People do have problems in their coping with each other and the world only somewhat because of intrinsic disease or weakness (however that be defined), and mainly because the systems themselves are changing: We can hardly keep up with the challenge of educating youngsters to cope with a world that demands skills and knowledge that few teachers have themselves learned. Spiritual and other role value conflicts should not be underestimated in terms of the degrees of psychological distress they can cause.

And–here's that annoying reality–because we still know so much and yet so little about it or how to treat it–there is the reality of the inextricable capacity for the mind to affect the body as much as the body affects the mind. And how can that be approached scientifically and able to generate criteria so clear that we can all agree that for Mr. Smith, the problem becomes a "disease" worthy of full economic "third-party" support, but for Mrs. Jones, it's a matter of her "personal responsibility"?

So there it is. It really is a problem that requires a stepping back: It's not the problem of psychiatry itself, not a reflection of the limitations of a field that has made as much if not more progress than many of the other specialties in medicine. It's a problem of a society that hasn't figured out what it wants to do about the problem of personal responsibility?

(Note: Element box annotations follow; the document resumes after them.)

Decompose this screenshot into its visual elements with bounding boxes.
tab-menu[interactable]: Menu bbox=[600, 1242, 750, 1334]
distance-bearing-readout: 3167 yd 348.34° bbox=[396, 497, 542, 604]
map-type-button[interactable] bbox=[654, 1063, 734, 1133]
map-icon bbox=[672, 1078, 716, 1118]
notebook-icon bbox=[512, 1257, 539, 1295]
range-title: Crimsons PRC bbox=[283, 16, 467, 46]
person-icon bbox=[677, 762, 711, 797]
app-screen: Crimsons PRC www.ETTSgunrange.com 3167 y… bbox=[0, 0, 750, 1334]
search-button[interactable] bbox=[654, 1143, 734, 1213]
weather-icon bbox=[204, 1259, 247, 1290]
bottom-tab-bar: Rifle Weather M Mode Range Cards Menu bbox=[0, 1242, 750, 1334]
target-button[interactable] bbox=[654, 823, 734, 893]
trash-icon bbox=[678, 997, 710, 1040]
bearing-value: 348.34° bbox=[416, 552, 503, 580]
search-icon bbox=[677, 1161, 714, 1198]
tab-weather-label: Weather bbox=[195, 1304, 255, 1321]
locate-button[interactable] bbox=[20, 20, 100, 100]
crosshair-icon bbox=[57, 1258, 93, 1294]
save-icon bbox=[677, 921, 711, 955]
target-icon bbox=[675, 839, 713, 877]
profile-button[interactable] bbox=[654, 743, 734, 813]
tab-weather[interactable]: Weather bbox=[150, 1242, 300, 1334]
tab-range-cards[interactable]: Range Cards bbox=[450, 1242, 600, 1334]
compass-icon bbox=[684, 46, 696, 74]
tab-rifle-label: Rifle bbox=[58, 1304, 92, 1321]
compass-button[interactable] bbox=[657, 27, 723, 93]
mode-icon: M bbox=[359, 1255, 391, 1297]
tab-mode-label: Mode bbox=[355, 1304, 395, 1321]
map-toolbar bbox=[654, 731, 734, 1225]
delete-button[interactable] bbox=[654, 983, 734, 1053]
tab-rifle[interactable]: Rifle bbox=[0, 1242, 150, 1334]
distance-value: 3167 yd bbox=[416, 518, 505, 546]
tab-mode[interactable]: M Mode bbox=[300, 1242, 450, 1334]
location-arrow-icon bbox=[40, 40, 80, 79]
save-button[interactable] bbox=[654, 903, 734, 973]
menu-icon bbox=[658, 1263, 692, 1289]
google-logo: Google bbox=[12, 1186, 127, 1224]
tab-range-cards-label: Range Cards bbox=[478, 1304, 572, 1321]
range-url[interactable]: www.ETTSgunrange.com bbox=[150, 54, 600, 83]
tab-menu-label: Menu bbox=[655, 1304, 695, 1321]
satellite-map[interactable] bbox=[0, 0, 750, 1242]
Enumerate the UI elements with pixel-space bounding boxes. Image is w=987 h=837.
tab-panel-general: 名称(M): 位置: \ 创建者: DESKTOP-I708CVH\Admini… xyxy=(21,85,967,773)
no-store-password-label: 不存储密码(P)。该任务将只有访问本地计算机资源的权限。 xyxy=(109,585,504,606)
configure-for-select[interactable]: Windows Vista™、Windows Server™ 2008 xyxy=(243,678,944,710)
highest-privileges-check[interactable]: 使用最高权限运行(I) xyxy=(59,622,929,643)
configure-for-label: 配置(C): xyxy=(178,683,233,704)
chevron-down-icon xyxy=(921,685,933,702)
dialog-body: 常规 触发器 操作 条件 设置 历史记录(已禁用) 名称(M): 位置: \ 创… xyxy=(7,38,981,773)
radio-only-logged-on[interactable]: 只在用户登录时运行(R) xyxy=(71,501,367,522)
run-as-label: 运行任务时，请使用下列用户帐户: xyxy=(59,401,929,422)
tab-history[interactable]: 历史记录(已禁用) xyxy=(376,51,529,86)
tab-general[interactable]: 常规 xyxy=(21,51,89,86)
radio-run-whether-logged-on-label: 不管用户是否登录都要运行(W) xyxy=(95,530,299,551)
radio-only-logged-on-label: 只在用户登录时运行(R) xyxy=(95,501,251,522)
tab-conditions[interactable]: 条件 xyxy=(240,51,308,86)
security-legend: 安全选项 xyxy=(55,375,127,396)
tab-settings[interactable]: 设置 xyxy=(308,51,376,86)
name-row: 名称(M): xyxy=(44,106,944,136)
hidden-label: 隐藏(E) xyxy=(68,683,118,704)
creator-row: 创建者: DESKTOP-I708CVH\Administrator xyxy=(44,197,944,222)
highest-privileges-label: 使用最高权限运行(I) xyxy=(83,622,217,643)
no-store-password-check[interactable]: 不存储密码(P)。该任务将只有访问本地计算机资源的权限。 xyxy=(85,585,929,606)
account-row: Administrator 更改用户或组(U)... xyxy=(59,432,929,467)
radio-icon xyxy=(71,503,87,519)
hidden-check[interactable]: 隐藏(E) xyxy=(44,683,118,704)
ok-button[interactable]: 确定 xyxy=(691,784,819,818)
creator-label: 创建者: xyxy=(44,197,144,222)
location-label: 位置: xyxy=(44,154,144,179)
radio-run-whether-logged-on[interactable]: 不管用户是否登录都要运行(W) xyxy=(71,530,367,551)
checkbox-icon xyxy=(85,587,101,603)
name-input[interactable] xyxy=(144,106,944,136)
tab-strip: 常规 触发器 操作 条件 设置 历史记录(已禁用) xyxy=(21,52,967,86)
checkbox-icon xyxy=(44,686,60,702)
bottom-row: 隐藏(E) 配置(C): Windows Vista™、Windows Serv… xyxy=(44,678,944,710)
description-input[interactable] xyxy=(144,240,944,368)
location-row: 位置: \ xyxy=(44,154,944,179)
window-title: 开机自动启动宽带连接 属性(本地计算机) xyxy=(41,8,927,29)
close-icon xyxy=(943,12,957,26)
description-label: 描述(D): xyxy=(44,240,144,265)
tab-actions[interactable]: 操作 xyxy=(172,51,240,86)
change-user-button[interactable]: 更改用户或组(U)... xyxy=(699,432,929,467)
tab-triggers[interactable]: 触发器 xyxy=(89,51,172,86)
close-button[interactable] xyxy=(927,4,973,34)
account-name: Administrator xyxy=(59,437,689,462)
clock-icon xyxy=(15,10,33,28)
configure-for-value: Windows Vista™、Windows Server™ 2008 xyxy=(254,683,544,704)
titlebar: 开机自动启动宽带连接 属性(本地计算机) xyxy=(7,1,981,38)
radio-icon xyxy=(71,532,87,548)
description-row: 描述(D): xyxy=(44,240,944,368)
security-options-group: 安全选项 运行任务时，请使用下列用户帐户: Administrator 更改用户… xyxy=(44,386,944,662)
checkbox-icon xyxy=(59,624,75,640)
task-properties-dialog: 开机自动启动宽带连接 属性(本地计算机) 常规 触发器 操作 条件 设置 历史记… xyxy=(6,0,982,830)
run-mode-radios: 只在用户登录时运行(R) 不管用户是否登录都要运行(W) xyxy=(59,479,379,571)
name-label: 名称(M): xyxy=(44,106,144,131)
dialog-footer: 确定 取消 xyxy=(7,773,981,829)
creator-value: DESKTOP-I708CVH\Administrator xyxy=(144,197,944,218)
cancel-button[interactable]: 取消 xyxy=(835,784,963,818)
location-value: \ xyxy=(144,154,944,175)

How much money should we allocate to people who are sick because of their own choice of life style? This is a politically incorrect and vulnerable question even to ask! Should a person who has developed AIDS from a blood transfusion be given more economic and social support than one who got it from promiscuous sex or intravenous drug abuse? And what about the middle group? (These are those who are betwixt and between, such as a fellow who visited a prostitute one time. Or a person who was the unknowing partner of an HIV positive someone who was either dubious or deceptive.) (See my paper on this website on contemporary ethical questions.)

Ditto for problems caused mainly or partially by using drugs or alcohol, overeating, smoking, excessive salt consumption, orthopedic problems because of wearing high heels, disabilities due to not wearing helmets or seat belts, etc.  And it is this kind of collective ethical dilemma that then generates the socio-economic "inflammation" appearing in the field of psychiatry.

There's a relational disorder going on here: Is psychiatry the problem, the "identified patient," or is the problem better diagnosed as being among all the medical fields and the larger economic structures that are evolving to include them, and that need to have some limitations of expenditures?